Re: Quota Enforcement and the communication of violations of policy using HttpStatusCode's.

On Jul 29, 2008, at 3:50 PM, Jeff Currier wrote:
> Julian,
>
> After reading a bit more on the use 507 status code I'm still  
> concerned that this is very much related to Storage and would not  
> be broad enough to encompass all the of the scenarios that we have  
> (bandwidth quota violations, storage violations, application object  
> quota violations, etc).  It still seems that a more general status  
> code is needed.
>
> Now, to Robert's earlier mention of the use of 403.  The concern  
> there again is still the idea that people will confuse this with  
> the password issue.  I appreciate that the spec does call out that  
> the request was correctly formed, the server understood the request  
> and that the reissue of the request will have no effect but in  
> practice most users, IMHO, will simply only check their passwords.   
> I think the fact that we see so many other services not using 403  
> for this sort of thing supports this conclusion.
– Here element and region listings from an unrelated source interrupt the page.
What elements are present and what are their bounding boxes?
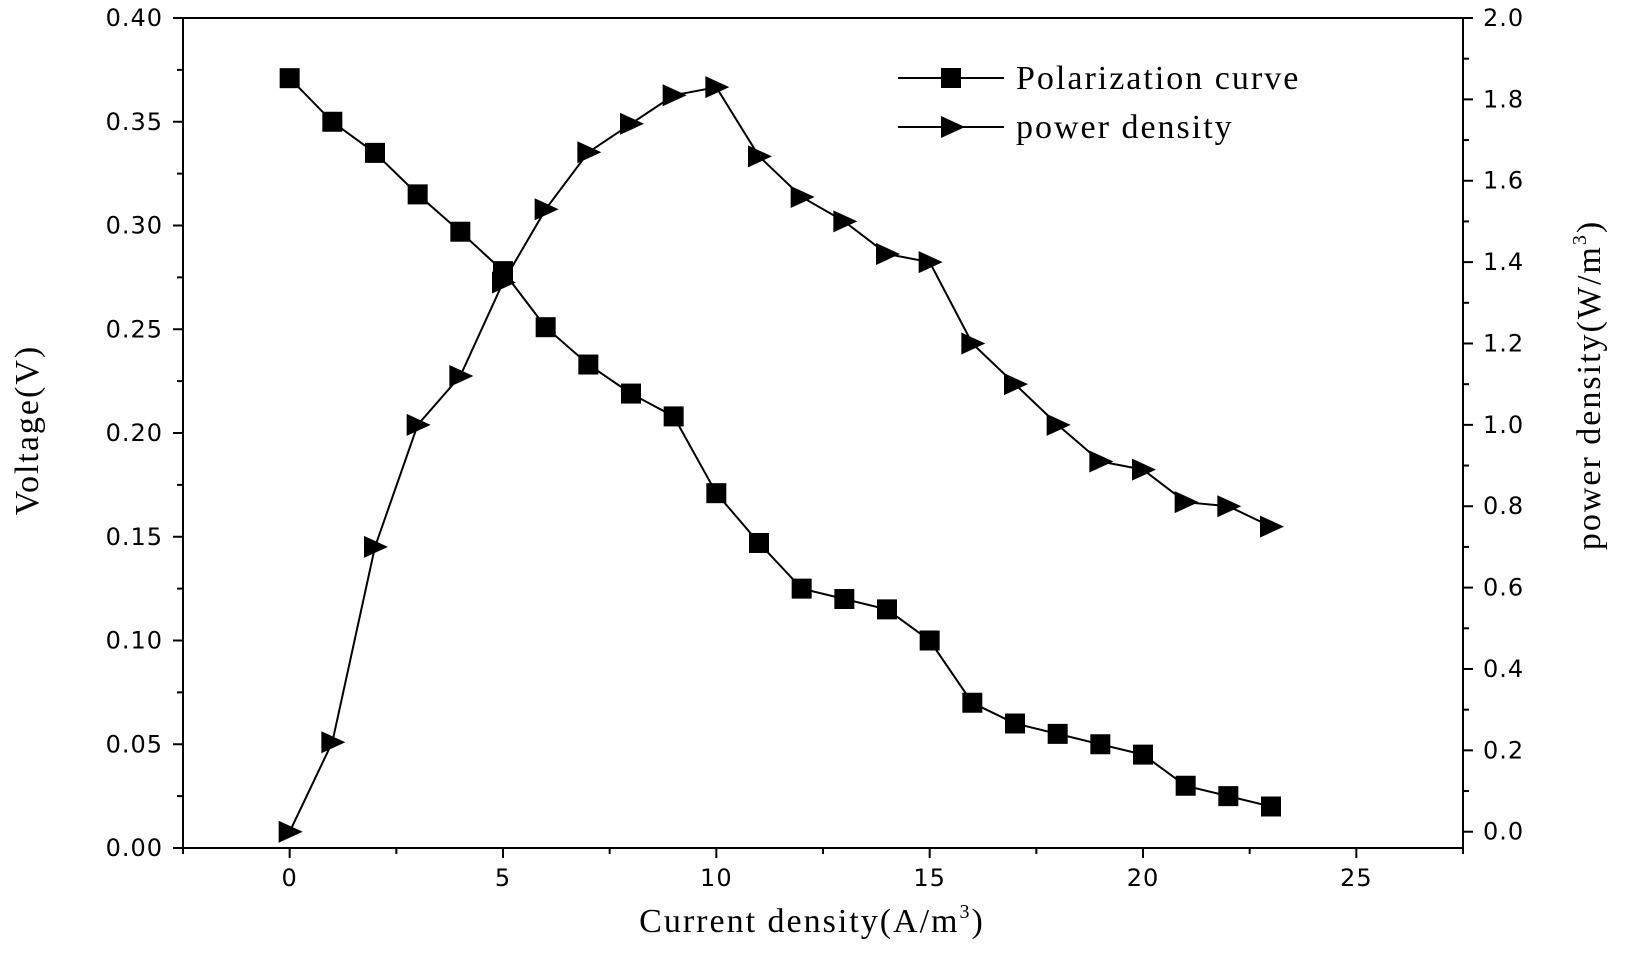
series-line-polarization bbox=[288, 77, 1272, 808]
data-point-triangle bbox=[1217, 495, 1242, 518]
data-point-triangle bbox=[534, 198, 559, 221]
x-axis-title: Current density(A/m3) bbox=[639, 901, 985, 940]
data-point-square bbox=[365, 142, 385, 163]
data-point-triangle bbox=[833, 210, 858, 233]
y-left-tick-label: 0.40 bbox=[106, 4, 163, 32]
data-point-triangle bbox=[1174, 491, 1199, 514]
y-right-tick-label: 0.0 bbox=[1483, 818, 1524, 846]
y-axis-right-title-sup: 3 bbox=[1569, 233, 1591, 245]
data-point-square bbox=[578, 354, 599, 375]
axes: 0 5 10 15 20 25 0.00 0.05 0.10 0.15 0.20 0.25 0.30 0.… bbox=[106, 4, 1524, 892]
y-left-tick-label: 0.35 bbox=[106, 108, 163, 136]
data-point-square bbox=[535, 317, 556, 338]
data-point-triangle bbox=[406, 413, 431, 436]
x-tick-label: 20 bbox=[1127, 864, 1160, 892]
data-point-square bbox=[1133, 744, 1153, 765]
plot-frame bbox=[182, 17, 1464, 849]
data-point-triangle bbox=[1046, 413, 1071, 436]
data-point-square bbox=[919, 630, 940, 651]
legend-label-power: power density bbox=[1016, 109, 1234, 146]
y-left-tick-label: 0.30 bbox=[106, 212, 163, 240]
y-right-tick-label: 0.2 bbox=[1483, 736, 1524, 764]
x-tick-label: 5 bbox=[495, 864, 511, 892]
y-right-tick-label: 1.4 bbox=[1483, 248, 1524, 276]
x-tick-label: 25 bbox=[1340, 864, 1373, 892]
x-axis-title-main: Current density(A/m bbox=[639, 903, 959, 940]
data-point-triangle bbox=[1132, 458, 1156, 481]
data-point-square bbox=[834, 589, 855, 609]
x-tick-label: 15 bbox=[913, 864, 946, 892]
data-point-triangle bbox=[321, 731, 346, 754]
y-left-tick-label: 0.10 bbox=[106, 627, 163, 655]
y-axis-right-title-close: ) bbox=[1571, 220, 1608, 233]
x-tick-label: 0 bbox=[282, 864, 298, 892]
data-point-square bbox=[1218, 786, 1239, 807]
data-point-square bbox=[1261, 796, 1281, 817]
data-point-triangle bbox=[492, 271, 516, 294]
series-layer bbox=[278, 68, 1284, 843]
data-point-triangle bbox=[705, 76, 730, 99]
y-axis-right-title-main: power density(W/m bbox=[1571, 245, 1608, 550]
data-point-square bbox=[1047, 723, 1068, 744]
data-point-triangle bbox=[961, 332, 986, 355]
data-point-triangle bbox=[449, 365, 474, 388]
data-point-triangle bbox=[748, 145, 772, 168]
data-point-triangle bbox=[918, 251, 943, 274]
data-point-triangle bbox=[620, 112, 644, 135]
data-point-square bbox=[663, 406, 684, 427]
data-point-square bbox=[706, 483, 727, 504]
y-right-tick-label: 1.6 bbox=[1483, 167, 1524, 195]
data-point-square bbox=[791, 578, 812, 599]
data-point-triangle bbox=[1089, 450, 1114, 473]
legend-label-polarization: Polarization curve bbox=[1016, 60, 1300, 97]
data-point-square bbox=[877, 599, 897, 620]
y-right-tick-label: 1.2 bbox=[1483, 329, 1524, 357]
data-point-square bbox=[962, 692, 983, 713]
y-right-tick-label: 1.8 bbox=[1483, 85, 1524, 113]
x-tick-label: 10 bbox=[700, 864, 733, 892]
y-left-tick-label: 0.05 bbox=[106, 730, 163, 758]
y-right-tick-label: 1.0 bbox=[1483, 411, 1524, 439]
y-left-tick-label: 0.20 bbox=[106, 419, 163, 447]
y-axis-right-title: power density(W/m3) bbox=[1569, 220, 1608, 550]
data-point-square bbox=[1090, 734, 1111, 755]
data-point-triangle bbox=[876, 242, 900, 265]
data-point-triangle bbox=[278, 820, 303, 843]
data-point-triangle bbox=[1004, 373, 1028, 396]
y-left-tick-label: 0.15 bbox=[106, 523, 163, 551]
y-right-tick-label: 0.8 bbox=[1483, 492, 1524, 520]
data-point-triangle bbox=[364, 535, 388, 558]
legend: Polarization curve power density bbox=[898, 60, 1300, 146]
y-right-tick-label: 0.6 bbox=[1483, 574, 1524, 602]
data-point-square bbox=[1175, 775, 1196, 796]
data-point-square bbox=[407, 184, 428, 205]
data-point-square bbox=[450, 221, 471, 242]
y-axis-left-title: Voltage(V) bbox=[9, 345, 46, 515]
legend-marker-triangle bbox=[941, 116, 965, 138]
x-axis-title-close: ) bbox=[972, 903, 985, 940]
data-point-triangle bbox=[662, 84, 687, 107]
data-point-triangle bbox=[790, 186, 815, 209]
x-axis-title-sup: 3 bbox=[960, 901, 972, 923]
data-point-square bbox=[322, 111, 343, 132]
data-point-square bbox=[621, 383, 641, 404]
legend-marker-square bbox=[941, 68, 961, 88]
data-point-square bbox=[749, 532, 769, 553]
data-point-square bbox=[1005, 713, 1025, 734]
data-point-triangle bbox=[577, 141, 602, 164]
y-right-tick-label: 2.0 bbox=[1483, 4, 1524, 32]
y-left-tick-label: 0.25 bbox=[106, 315, 163, 343]
y-left-tick-label: 0.00 bbox=[106, 834, 163, 862]
series-line-power-density bbox=[288, 86, 1272, 833]
data-point-square bbox=[279, 68, 300, 89]
data-point-triangle bbox=[1260, 515, 1284, 538]
y-right-tick-label: 0.4 bbox=[1483, 655, 1524, 683]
403 has nothing to do with passwords (401 would indicate bad  
credentials).
403 just says the action is forbidden.  The body of the response says  
why.

The only time a new HTTP status code is needed is when there is a need
for a distinct automated reaction to that status.  I don't see that need
for this case.  What is the client supposed to do when it is informed of
this status?  If it needs to stop and wait for user intervention,  
then 403
is the appropriate code.  If it needs to wait until more resources are
available, then 507 (with possible retry-after header) is appropriate.